In der Folge präsentierte Professor Cleveland eindrucksvoll zwei Lösungsmöglichkeiten der Problemstellung. So beleuchtete sie zum einen die Möglichkeit der Anwendung der Menschenrechte im nicht-internationalen bewaffneten Konflikt. Diese stünden nicht in Konkurrenz zum Recht der bewaffneten Konflikte, sondern seien vielmehr als zusätzlich anwendbar zu verstehen.
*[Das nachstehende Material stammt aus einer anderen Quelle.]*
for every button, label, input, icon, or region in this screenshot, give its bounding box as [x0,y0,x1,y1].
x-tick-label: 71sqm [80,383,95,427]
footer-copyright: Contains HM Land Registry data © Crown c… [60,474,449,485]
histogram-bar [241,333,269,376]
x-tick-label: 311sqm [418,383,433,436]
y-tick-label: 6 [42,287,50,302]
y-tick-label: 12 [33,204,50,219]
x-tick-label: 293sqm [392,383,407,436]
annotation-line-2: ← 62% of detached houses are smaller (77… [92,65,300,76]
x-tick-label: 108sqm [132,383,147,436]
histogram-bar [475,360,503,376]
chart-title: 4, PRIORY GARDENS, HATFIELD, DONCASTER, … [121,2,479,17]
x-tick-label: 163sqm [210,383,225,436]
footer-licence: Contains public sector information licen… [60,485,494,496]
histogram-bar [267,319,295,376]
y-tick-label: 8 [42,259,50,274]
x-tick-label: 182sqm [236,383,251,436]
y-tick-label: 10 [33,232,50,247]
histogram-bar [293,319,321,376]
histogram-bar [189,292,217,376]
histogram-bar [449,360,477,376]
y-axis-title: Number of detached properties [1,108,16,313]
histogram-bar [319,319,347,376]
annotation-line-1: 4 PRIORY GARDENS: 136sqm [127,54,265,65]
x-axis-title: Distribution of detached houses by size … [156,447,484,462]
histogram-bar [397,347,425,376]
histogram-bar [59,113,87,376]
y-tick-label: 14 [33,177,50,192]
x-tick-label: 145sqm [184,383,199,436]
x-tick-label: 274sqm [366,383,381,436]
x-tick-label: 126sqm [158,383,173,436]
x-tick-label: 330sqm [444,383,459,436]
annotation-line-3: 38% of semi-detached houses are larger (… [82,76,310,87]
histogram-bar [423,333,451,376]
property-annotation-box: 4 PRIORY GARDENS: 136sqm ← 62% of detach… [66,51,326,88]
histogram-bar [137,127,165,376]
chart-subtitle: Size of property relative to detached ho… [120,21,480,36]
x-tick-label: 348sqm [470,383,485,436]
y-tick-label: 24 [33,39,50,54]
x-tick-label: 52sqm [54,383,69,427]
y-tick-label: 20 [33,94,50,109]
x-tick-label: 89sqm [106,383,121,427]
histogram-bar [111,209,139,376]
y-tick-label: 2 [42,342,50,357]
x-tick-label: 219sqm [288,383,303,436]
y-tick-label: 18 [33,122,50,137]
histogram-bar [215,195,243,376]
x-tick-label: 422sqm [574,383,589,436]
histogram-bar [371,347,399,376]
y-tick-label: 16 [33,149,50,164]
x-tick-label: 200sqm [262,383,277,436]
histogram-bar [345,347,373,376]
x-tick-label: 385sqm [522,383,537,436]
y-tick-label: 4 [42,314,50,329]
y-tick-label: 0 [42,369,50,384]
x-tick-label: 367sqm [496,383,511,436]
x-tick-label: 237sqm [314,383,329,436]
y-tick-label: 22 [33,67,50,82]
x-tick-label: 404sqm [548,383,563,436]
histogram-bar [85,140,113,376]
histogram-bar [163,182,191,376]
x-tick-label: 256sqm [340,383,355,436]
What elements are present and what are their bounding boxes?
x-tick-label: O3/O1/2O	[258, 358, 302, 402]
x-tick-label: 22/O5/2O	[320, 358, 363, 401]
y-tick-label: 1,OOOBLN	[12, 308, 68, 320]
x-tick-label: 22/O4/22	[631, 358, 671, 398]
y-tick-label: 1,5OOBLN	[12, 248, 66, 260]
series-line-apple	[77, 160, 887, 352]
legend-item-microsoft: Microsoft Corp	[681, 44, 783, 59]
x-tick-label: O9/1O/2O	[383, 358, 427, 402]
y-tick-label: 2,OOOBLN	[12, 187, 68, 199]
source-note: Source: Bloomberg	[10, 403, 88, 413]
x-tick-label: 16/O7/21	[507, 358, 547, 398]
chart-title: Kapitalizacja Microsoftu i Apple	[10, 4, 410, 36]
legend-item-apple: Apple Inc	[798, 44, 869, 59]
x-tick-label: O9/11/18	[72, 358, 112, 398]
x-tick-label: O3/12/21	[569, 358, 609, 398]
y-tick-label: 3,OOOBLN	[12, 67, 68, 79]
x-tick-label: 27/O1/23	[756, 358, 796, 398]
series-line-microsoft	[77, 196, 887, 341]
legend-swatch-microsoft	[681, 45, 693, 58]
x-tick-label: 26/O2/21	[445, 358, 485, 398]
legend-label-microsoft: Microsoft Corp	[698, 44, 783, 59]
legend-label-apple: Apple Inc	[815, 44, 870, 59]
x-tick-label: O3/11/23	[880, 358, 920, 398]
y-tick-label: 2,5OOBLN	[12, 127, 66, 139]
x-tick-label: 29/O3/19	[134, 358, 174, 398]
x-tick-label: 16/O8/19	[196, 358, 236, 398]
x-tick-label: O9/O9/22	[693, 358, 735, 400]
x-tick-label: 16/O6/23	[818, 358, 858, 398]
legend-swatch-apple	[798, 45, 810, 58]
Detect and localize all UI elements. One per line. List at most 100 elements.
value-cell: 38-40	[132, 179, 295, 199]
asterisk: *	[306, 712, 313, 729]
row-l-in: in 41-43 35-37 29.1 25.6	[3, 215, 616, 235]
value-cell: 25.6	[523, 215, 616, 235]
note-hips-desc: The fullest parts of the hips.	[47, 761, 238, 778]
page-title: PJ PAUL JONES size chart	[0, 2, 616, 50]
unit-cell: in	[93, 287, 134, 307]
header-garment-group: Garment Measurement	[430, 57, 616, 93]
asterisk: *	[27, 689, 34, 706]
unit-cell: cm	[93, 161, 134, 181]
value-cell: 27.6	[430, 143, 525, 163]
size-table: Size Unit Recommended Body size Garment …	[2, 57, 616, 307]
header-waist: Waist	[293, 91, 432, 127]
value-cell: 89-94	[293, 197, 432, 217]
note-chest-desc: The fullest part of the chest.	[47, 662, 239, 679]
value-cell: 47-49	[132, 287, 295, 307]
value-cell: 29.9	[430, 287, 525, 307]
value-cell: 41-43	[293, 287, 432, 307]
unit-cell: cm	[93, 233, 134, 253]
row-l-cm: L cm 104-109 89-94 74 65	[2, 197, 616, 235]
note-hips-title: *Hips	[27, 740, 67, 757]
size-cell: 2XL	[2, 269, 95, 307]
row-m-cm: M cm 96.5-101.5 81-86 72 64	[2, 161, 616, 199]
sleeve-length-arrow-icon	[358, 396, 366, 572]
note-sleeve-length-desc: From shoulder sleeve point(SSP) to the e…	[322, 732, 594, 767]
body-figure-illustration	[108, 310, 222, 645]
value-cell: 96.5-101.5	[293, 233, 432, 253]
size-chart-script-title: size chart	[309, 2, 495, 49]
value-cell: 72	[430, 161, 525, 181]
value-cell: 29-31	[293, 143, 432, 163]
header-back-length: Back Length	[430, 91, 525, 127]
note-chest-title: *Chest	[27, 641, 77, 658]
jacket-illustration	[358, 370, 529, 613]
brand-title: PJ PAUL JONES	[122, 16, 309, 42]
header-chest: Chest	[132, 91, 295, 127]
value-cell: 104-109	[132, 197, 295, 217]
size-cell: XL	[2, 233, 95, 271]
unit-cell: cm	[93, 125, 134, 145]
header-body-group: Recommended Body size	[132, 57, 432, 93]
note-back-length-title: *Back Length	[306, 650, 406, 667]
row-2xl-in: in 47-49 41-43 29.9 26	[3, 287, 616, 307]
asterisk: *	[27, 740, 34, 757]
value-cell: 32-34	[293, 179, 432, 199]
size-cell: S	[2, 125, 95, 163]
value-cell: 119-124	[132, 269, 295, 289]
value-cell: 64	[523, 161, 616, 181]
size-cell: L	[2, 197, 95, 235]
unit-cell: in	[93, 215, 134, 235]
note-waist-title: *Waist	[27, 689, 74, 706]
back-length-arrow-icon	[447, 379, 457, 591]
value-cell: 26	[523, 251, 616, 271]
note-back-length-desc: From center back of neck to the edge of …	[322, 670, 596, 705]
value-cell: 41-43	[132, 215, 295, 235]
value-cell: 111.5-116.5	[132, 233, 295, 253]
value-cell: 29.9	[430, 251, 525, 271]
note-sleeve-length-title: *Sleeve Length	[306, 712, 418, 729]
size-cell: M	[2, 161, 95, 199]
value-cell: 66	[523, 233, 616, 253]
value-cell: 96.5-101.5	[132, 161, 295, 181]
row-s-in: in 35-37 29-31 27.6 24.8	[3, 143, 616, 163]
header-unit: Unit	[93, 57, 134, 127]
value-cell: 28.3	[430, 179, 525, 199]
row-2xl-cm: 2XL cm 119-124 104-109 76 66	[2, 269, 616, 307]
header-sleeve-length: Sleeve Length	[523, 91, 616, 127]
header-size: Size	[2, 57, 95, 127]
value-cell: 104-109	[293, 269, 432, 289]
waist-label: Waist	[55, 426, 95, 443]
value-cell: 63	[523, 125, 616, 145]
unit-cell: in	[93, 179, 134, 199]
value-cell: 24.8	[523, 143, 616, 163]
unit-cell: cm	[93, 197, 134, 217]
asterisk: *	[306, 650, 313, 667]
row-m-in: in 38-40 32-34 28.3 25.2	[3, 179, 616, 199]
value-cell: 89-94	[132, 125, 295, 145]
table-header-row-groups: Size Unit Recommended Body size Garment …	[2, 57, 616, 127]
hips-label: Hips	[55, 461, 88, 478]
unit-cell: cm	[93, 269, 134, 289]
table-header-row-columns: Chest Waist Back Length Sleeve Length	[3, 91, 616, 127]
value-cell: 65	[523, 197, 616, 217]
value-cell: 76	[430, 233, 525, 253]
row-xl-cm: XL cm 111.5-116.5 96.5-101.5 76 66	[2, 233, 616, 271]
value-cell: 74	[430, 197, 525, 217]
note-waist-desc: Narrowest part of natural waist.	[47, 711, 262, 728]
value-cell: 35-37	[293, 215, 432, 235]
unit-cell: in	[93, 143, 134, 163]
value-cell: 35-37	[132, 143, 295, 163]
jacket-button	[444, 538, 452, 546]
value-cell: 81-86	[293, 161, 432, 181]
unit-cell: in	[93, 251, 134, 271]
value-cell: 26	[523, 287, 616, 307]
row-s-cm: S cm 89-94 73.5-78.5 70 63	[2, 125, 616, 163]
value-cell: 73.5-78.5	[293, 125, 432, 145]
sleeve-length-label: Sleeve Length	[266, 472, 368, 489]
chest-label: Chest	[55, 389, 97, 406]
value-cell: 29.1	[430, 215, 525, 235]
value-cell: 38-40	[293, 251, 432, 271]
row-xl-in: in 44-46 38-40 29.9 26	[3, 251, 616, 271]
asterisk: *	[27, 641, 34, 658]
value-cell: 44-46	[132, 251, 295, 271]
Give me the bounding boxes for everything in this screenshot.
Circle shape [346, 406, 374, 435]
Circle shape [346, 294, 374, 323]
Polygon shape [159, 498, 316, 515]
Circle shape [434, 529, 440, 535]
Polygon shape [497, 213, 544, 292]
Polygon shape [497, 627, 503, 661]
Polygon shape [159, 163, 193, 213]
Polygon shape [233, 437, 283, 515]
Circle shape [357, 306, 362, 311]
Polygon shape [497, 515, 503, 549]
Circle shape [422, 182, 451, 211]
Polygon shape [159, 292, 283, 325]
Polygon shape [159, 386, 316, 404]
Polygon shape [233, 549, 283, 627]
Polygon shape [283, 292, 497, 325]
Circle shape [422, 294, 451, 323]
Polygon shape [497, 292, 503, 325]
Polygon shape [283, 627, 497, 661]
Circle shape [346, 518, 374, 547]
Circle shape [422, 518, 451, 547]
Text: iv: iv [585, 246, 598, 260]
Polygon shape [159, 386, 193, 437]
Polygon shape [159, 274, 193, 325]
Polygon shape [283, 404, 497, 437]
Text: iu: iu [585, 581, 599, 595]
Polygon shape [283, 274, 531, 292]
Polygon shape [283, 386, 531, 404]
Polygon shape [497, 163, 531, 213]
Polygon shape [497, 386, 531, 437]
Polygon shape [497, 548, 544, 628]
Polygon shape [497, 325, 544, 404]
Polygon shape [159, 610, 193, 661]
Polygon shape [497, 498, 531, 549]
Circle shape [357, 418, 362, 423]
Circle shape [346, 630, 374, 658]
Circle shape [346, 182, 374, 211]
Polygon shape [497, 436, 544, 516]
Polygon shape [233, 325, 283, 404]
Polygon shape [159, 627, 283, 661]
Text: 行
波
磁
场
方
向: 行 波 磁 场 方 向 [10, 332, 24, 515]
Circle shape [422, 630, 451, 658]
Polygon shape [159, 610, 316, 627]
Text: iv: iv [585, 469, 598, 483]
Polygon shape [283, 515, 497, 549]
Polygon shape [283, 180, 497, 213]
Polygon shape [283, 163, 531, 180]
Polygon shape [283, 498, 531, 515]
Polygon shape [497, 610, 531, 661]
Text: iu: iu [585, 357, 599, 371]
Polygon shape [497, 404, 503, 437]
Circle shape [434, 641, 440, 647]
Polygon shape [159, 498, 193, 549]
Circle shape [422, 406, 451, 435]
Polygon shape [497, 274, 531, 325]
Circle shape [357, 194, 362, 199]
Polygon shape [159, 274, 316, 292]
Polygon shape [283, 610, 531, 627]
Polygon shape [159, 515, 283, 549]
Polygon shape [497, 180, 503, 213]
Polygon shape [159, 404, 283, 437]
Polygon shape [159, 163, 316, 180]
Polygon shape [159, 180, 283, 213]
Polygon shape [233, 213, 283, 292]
Zum anderen thematisierte sie die Möglichkeit der unilateralen Anwendung der Regeln des internationalen bewaffneten Konfliktes im nicht-internationalen bewaffneten Konflikt. Hinter dieser Methode der einseitigen Erklärung verberge sich jedoch, soweit sie in der Praxis bereits angewendet würde, zum einen noch eine vielmehr politische Entscheidung als der Wille zu einer verbindlichen Rechtserklärung. Zum anderen geschehe die Anwendung der Regeln des internationalen bewaffneten Konflikts nicht umfassend, sondern bislang nur in speziellen Konstellationen.
In Reaktion auf diese Herausforderung berichtete Professor Cleveland, eine Forschungsgruppe, bestehend aus internationalen Experten, ins Leben gerufen zu haben, die die Anwendbarkeit der Regeln des internationalen bewaffneten Konfliktes auf den nicht-internationalen Konflikt Norm für Norm überprüft hat. Die Arbeit dieses Projektes ebnet den Weg dafür, dass Staaten in Zukunft unilaterale Erklärungen über die Anwendbarkeit gewisser Regelungen des internationalen bewaffneten Konflikts auch für den nicht-internationalen bewaffneten Konflikt rechtlich verbindlich abgeben können sollen.
Der Vortrag von Professor Cleveland bot den Gästen der Second Hans Kelsen Memorial Lecture beim anschließenden Empfang im Hauptgebäude sowie den Mitarbeitern des Institutes am darauffolgenden Tag bei einem privaten Seminar mit der Rednerin die überaus schöne Möglichkeit, in eine vertiefte Diskussion einzutreten.
Das Team des Institute for International Peace and Security Law dankt Professor Kreß von Herzen für die Ermöglichung dieses erneut hochspannenden wissenschaftlichen Austausches und blickt bereits mit Freude der dritten Hans Kelsen Memorial Lecture im kommenden Jahr entgegen.